Daily consumption of vitamin D–fortified yogurt drink for 12 weeks increased circulating SIRT1 and SIRT6 in adults with T2D, with the vitamin D+calcium–fortified product exerting a stronger effect on SIRT6. Vitamin D improved adiponectin likely via a SIRT1-dependent mechanism, while its effect on HbA1c appeared SIRT1-independent. These results elucidate potential mechanisms underlying vitamin D’s benefits on weight and glycemic control in T2D and support food fortification as a practical intervention.
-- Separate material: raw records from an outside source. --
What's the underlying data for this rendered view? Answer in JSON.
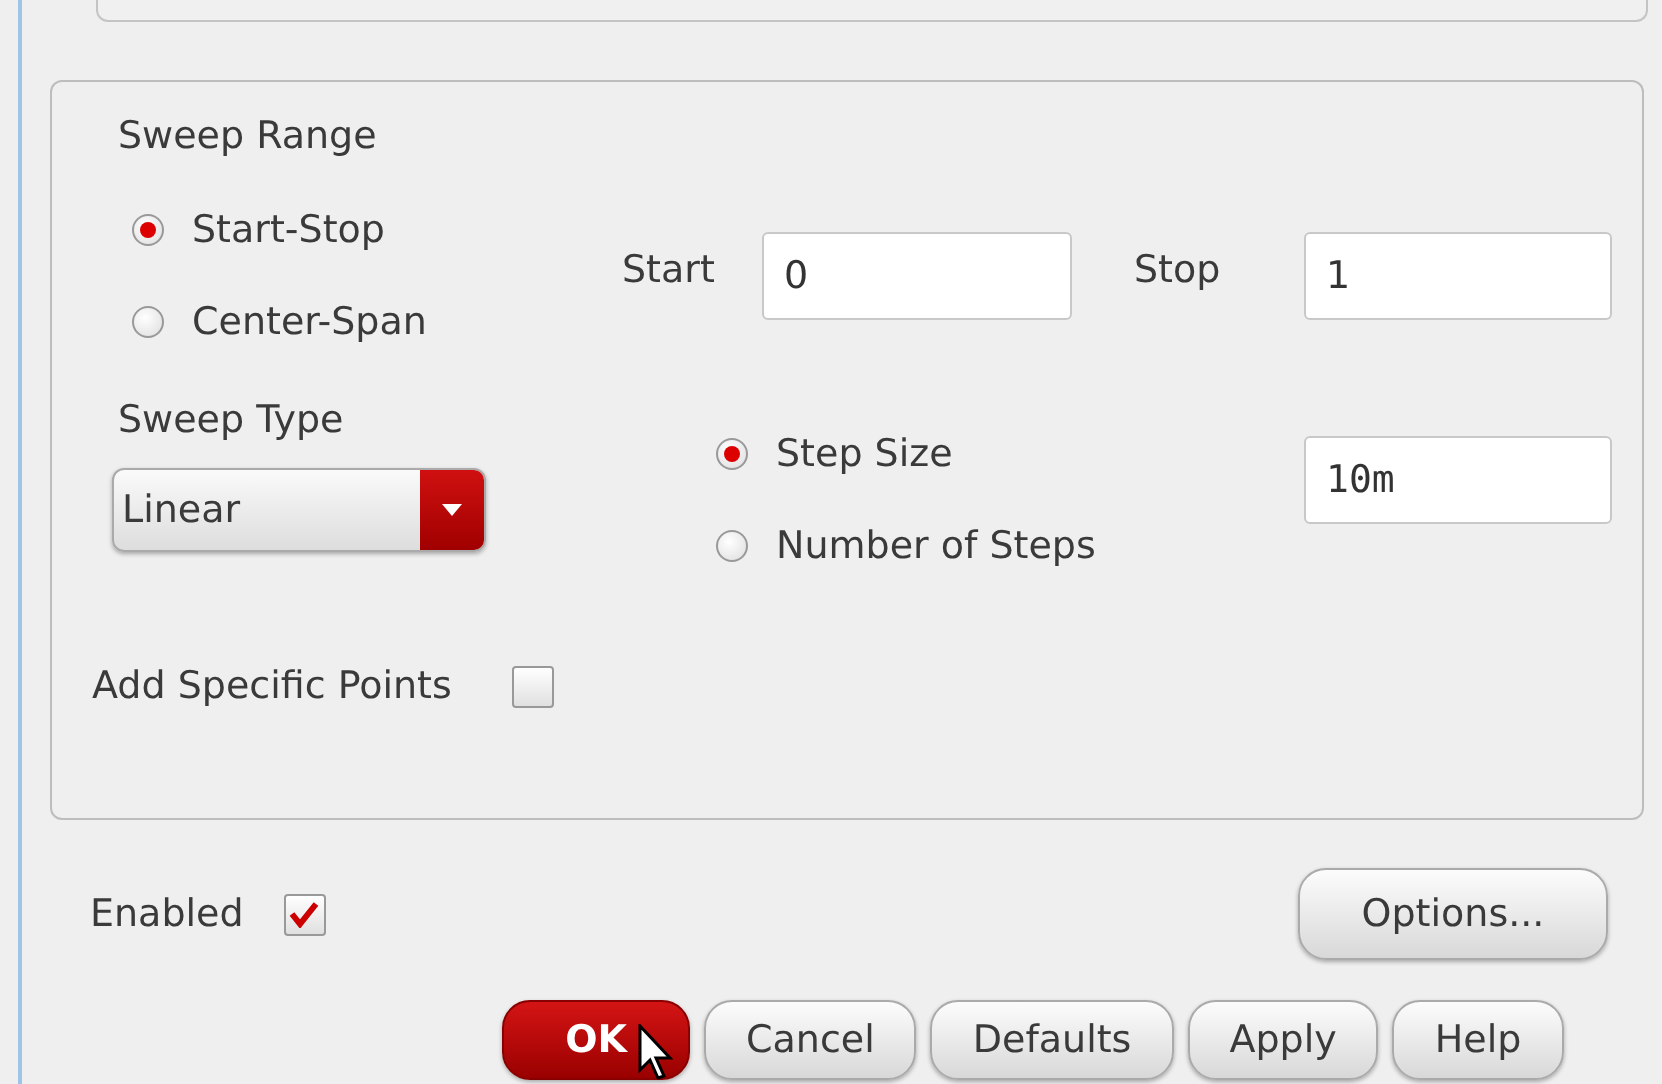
{
  "sweep_range": {
    "label": "Sweep Range",
    "options": [
      {
        "label": "Start-Stop",
        "selected": true
      },
      {
        "label": "Center-Span",
        "selected": false
      }
    ],
    "start": {
      "label": "Start",
      "value": "0"
    },
    "stop": {
      "label": "Stop",
      "value": "1"
    }
  },
  "sweep_type": {
    "label": "Sweep Type",
    "value": "Linear",
    "step_options": [
      {
        "label": "Step Size",
        "selected": true
      },
      {
        "label": "Number of Steps",
        "selected": false
      }
    ],
    "step_value": "10m"
  },
  "add_specific_points": {
    "label": "Add Specific Points",
    "checked": false
  },
  "enabled": {
    "label": "Enabled",
    "checked": true
  },
  "options_button": "Options...",
  "buttons": [
    {
      "label": "OK",
      "kind": "primary"
    },
    {
      "label": "Cancel",
      "kind": "normal"
    },
    {
      "label": "Defaults",
      "kind": "normal"
    },
    {
      "label": "Apply",
      "kind": "normal"
    },
    {
      "label": "Help",
      "kind": "normal"
    }
  ]
}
Future research should assess long-term effects, explore dose–response relationships, and evaluate additional sirtuins (e.g., SIRT3) to further clarify mechanistic pathways.

Limitations
  • Short intervention duration; findings reflect short-term effects and may not generalize to long-term outcomes. - Limited scope of sirtuin assessment; other relevant sirtuins (notably SIRT3) were not measured. - Generalizability may be limited to adults with T2D and similar baseline vitamin D and calcium intakes.